Sarah Heap prit sa tête dans ses mains.
— Non, murmura-t-elle.
— Si, répliqua Alther.
Avec un frisson, il effleura du doigt le minuscule trou rond que la balle avait percé juste sous son cœur.
— Que pouvons-nous faire ? demanda Sarah, très calme.
— Marcia emmènera Jenna à la tour du Magicien. Elle y sera en sécurité pour le moment. Toi et Silas, poursuivit Alther en s’adressant à Sarah, vous conduirez les garçons dans un endroit sûr où personne ne risquera de vous trouver.
— Nous irons dans la Forêt, dit Sarah d’une voix ferme malgré sa pâleur. Galen nous accueillera chez elle.
Marcia regarda à nouveau sa montre. Il se faisait tard.
— J’emmène tout de suite la princesse, déclara-t-elle. Il faut que nous soyons rentrées avant la relève de la garde.
— Je ne veux pas partir, gémit Jenna. S’il vous plaît, oncle Alther... Je voudrais aller chez Galen avec les autres. Je ne veux pas me retrouver toute seule.
La lèvre de Jenna se mit à trembler et ses yeux s’emplirent de larmes tandis qu’elle se cramponnait à Sarah.
— Tu ne seras pas toute seule, mais avec Marcia, remarqua doucement Alther.
Cette réponse ne parut pas réconforter la petite fille.
— Ma princesse, insista Alther. Marcia a raison. Tu dois l’accompagner. Elle seule peut t’apporter la protection dont tu as besoin.

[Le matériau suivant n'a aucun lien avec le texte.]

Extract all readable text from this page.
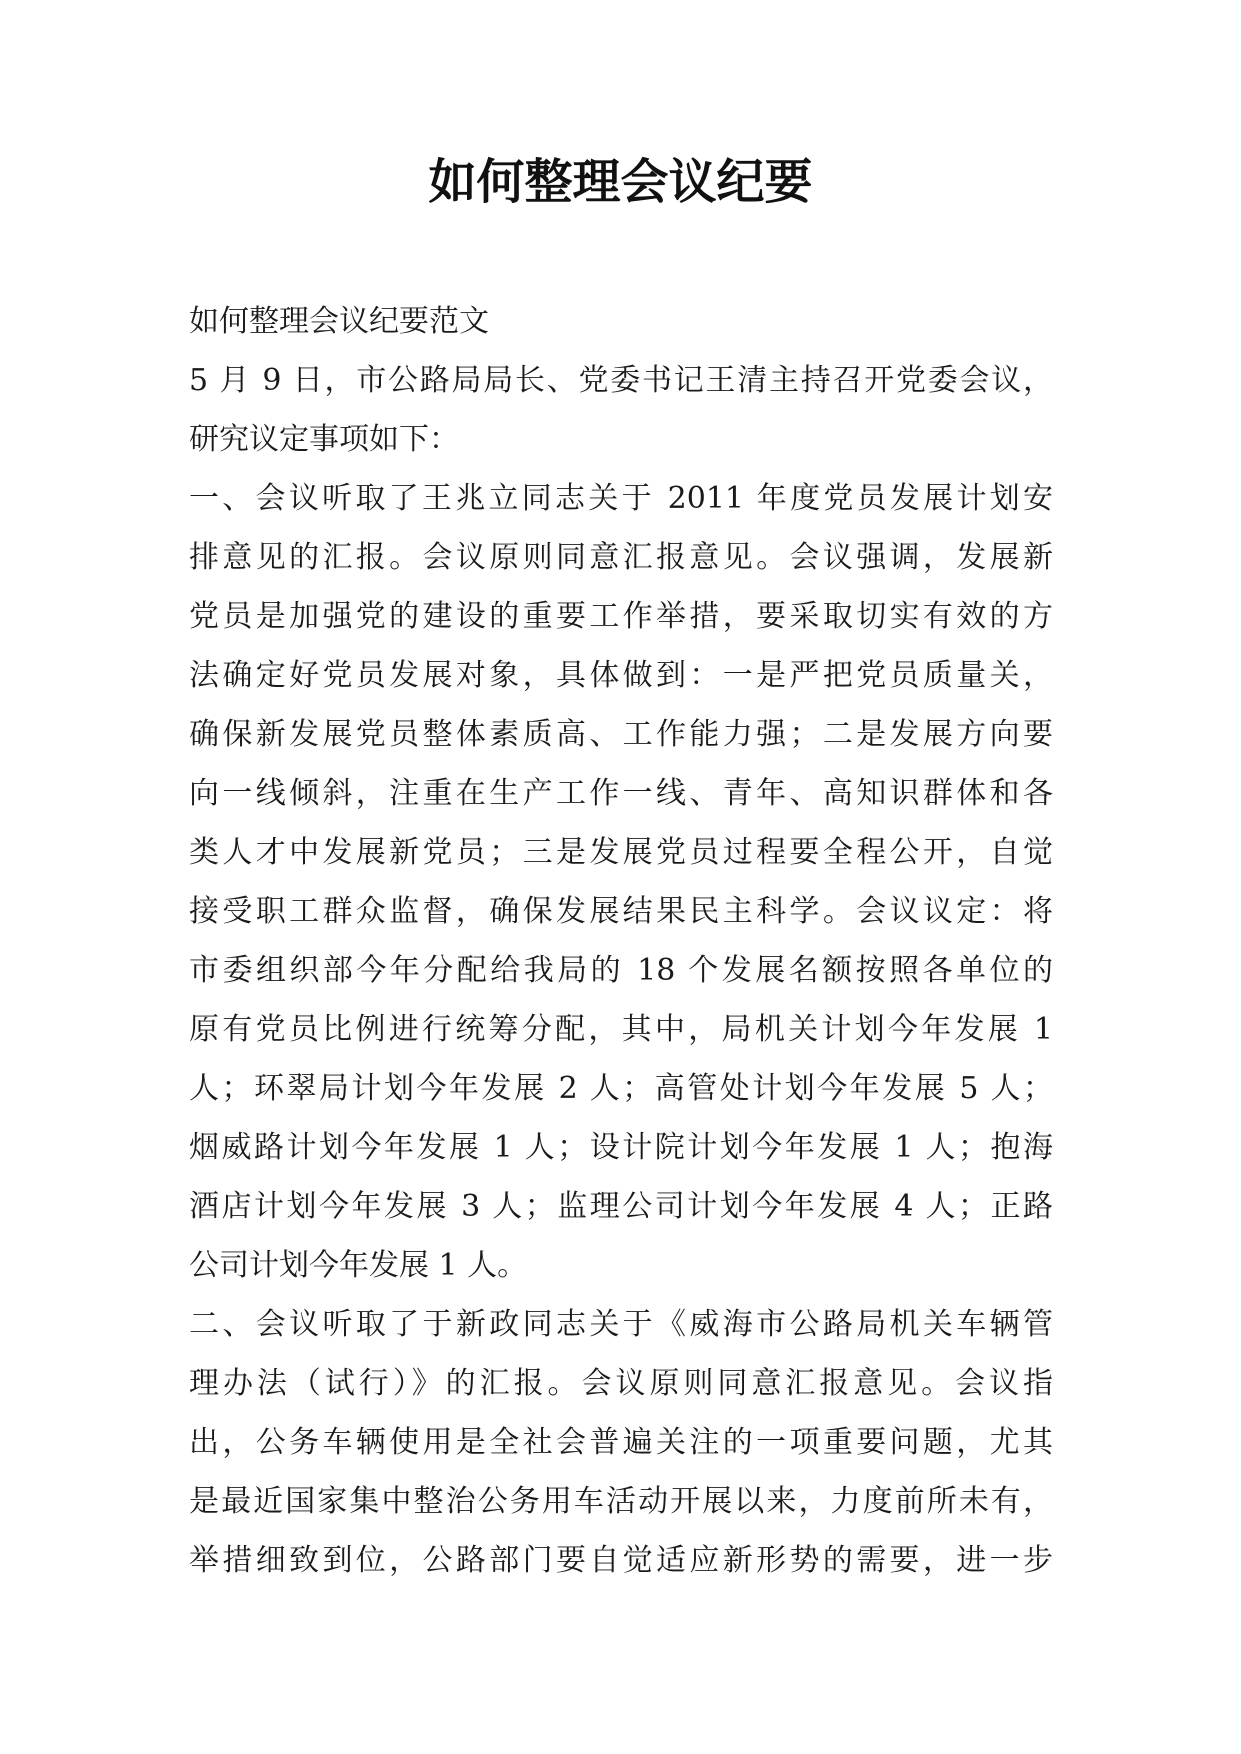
如何整理会议纪要
如何整理会议纪要范文
5 月 9 日，市公路局局长、党委书记王清主持召开党委会议，
研究议定事项如下：
一、会议听取了王兆立同志关于 2011 年度党员发展计划安
排意见的汇报。会议原则同意汇报意见。会议强调，发展新
党员是加强党的建设的重要工作举措，要采取切实有效的方
法确定好党员发展对象，具体做到：一是严把党员质量关，
确保新发展党员整体素质高、工作能力强；二是发展方向要
向一线倾斜，注重在生产工作一线、青年、高知识群体和各
类人才中发展新党员；三是发展党员过程要全程公开，自觉
接受职工群众监督，确保发展结果民主科学。会议议定：将
市委组织部今年分配给我局的 18 个发展名额按照各单位的
原有党员比例进行统筹分配，其中，局机关计划今年发展 1
人；环翠局计划今年发展 2 人；高管处计划今年发展 5 人；
烟威路计划今年发展 1 人；设计院计划今年发展 1 人；抱海
酒店计划今年发展 3 人；监理公司计划今年发展 4 人；正路
公司计划今年发展 1 人。
二、会议听取了于新政同志关于《威海市公路局机关车辆管
理办法（试行）》的汇报。会议原则同意汇报意见。会议指
出，公务车辆使用是全社会普遍关注的一项重要问题，尤其
是最近国家集中整治公务用车活动开展以来，力度前所未有，
举措细致到位，公路部门要自觉适应新形势的需要，进一步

Jenna n’eut pas l’air plus convaincu.
— Jenna, reprit Alther d’un ton sérieux. En tant qu’héritière du Château, tu as le devoir de te préserver afin de pouvoir monter un jour sur le trône. Pars avec Marcia. S’il te plaît.
Jenna leva les mains et toucha le cercle d’or que Marcia avait posé sur sa tête. Au fond d’elle-même, elle commençait à se sentir quelque peu différente.
— D’accord, murmura-t-elle. J’y vais.